La discrimination positive à nouveau en débat aux Etats-Unis - France USA Media

La discrimination positive à nouveau en débat aux Etats-Unis

Supreme Court Family Photo

La Cour Suprême des Etats-Unis a décidé de se saisir de la plainte d’une étudiante blanche du Texas. Cette dernière affirme que son admission à l’Université a été refusée sur des critères ethniques.  Les juges rouvrent donc un sujet qui avait été tranché en 2003.

La Cour Suprême des Etats-Unis doit se pencher sur la plainte d’Abigail Fisher contre l’Université du Texas. Cette étudiante affirme avoir été victime d’une discrimination aboutissant au rejet de son admission. L’Université concernée par la plainte procède à deux sortes de distinctions pour sélectionner ses étudiants. 10% des meilleurs élèves de l’Etat sont d’abord acceptés en priorité et sans distinctions d’ethnie ou de sexe.
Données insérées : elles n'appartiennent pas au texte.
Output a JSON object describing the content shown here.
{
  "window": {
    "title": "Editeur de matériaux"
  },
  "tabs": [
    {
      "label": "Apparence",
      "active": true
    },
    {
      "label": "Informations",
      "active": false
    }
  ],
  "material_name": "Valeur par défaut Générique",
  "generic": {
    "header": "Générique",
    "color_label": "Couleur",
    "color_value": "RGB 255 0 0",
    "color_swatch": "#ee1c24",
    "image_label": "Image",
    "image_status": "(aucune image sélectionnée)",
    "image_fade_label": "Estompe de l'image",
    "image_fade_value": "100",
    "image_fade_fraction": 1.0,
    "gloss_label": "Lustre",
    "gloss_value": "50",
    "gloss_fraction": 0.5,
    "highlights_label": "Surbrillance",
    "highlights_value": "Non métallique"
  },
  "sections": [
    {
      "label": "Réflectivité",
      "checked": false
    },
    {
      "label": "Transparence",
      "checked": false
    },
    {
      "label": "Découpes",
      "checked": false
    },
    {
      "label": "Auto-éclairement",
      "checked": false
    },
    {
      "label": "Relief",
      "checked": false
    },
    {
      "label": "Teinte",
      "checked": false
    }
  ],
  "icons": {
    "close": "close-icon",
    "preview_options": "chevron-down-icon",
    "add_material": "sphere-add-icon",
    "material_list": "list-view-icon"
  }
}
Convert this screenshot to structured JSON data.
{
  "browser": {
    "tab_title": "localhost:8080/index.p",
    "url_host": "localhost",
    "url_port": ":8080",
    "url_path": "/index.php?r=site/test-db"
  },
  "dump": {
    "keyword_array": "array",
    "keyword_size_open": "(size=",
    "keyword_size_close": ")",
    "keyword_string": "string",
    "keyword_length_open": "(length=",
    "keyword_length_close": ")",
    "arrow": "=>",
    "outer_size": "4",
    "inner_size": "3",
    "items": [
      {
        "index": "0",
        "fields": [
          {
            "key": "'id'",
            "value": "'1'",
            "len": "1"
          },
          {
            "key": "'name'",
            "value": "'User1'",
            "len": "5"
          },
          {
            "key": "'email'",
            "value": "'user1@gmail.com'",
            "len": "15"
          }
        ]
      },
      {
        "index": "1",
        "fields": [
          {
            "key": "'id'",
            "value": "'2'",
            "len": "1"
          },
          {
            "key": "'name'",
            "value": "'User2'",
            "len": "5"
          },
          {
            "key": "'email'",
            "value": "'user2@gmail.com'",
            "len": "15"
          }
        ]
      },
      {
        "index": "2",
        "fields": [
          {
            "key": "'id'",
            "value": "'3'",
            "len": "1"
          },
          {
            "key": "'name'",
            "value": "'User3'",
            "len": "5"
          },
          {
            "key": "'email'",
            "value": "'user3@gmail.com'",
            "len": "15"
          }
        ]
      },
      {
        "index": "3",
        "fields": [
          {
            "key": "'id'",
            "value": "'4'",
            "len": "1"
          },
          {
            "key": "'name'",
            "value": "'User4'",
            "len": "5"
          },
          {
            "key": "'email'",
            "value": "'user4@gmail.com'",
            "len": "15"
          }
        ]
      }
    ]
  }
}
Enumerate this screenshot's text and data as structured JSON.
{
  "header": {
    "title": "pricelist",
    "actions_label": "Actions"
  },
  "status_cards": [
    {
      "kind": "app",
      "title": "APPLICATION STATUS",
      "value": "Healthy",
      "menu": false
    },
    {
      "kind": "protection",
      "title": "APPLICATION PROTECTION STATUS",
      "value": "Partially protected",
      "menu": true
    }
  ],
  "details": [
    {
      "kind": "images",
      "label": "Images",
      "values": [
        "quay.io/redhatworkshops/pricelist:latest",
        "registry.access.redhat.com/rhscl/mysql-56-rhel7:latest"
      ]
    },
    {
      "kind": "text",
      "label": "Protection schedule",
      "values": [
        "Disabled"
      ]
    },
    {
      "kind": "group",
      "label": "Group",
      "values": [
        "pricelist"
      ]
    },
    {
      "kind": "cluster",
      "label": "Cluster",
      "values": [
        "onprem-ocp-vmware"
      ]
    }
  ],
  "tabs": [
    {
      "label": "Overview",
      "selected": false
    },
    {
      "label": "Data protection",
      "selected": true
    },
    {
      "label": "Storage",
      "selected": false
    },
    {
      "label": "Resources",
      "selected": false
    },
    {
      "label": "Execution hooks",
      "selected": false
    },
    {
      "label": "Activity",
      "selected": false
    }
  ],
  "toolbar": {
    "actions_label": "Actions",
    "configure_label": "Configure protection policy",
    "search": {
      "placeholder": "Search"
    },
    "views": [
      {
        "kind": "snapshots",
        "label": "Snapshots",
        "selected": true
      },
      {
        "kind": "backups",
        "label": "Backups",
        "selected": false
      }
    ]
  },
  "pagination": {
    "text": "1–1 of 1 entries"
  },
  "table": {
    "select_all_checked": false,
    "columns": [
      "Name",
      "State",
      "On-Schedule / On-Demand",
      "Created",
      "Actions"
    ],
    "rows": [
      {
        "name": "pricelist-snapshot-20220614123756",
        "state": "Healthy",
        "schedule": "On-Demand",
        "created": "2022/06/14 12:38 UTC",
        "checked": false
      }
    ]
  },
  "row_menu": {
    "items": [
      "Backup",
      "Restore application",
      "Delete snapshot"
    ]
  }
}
En revanche la discrimination dite “positive” (Affirmative action), en fonction des origines culturelles, est acceptée pour attribuer les places restantes. Il est alors légal de préférer des étudiants issus des minorités.

C’est cette double politique qui a été suivie par l’Université. En 2007, elle comptait 26% d’étudiants issus des communautés noires ou hispaniques inscrits en première année. Mais cette façon de procéder est unique. La décision des juges pourraient donc être limitée.  Abigail Fisher n’était ni dans les 10% ayant eu les meilleurs notes, ni issue d’une de ces minorités. Elle affirme donc que des personnes ayant eu de moins bonnes notes auraient été choisies avant elle. Déboutée en première instance, elle a fait appel et la Cour Suprême a finalement accepté de statuer sur ce cas.
Cette décision des 9 sages américains pourrait remettre en question la constitutionalité de la discrimination positive. La cour s’était d’abord prononcée en faveur de cette politique en 1978. Une décision qui avait été confirmée en 2003 à l’issu d’un vote très serré de 5 contre 4. Mais le jugement à venir pourrait être différent. Tout d’abord, Sandra O’Connor, la juge qui avait défendu la discrimination positive en 2003 n’est plus là. Elle a depuis été remplacée par Samuel Alito, un juge plus hostile à la règlementation en place. De plus, la juge Elena Kagan, elle aussi favorable à la discrimination positive a annoncé qu’elle ne prendra pas part au vote.  Un retrait qui s’explique par le fait qu’elle fut également secrétaire générale pour l’administration Obama. La décision de la cour suprême ne devrait pas intervenir avant octobre.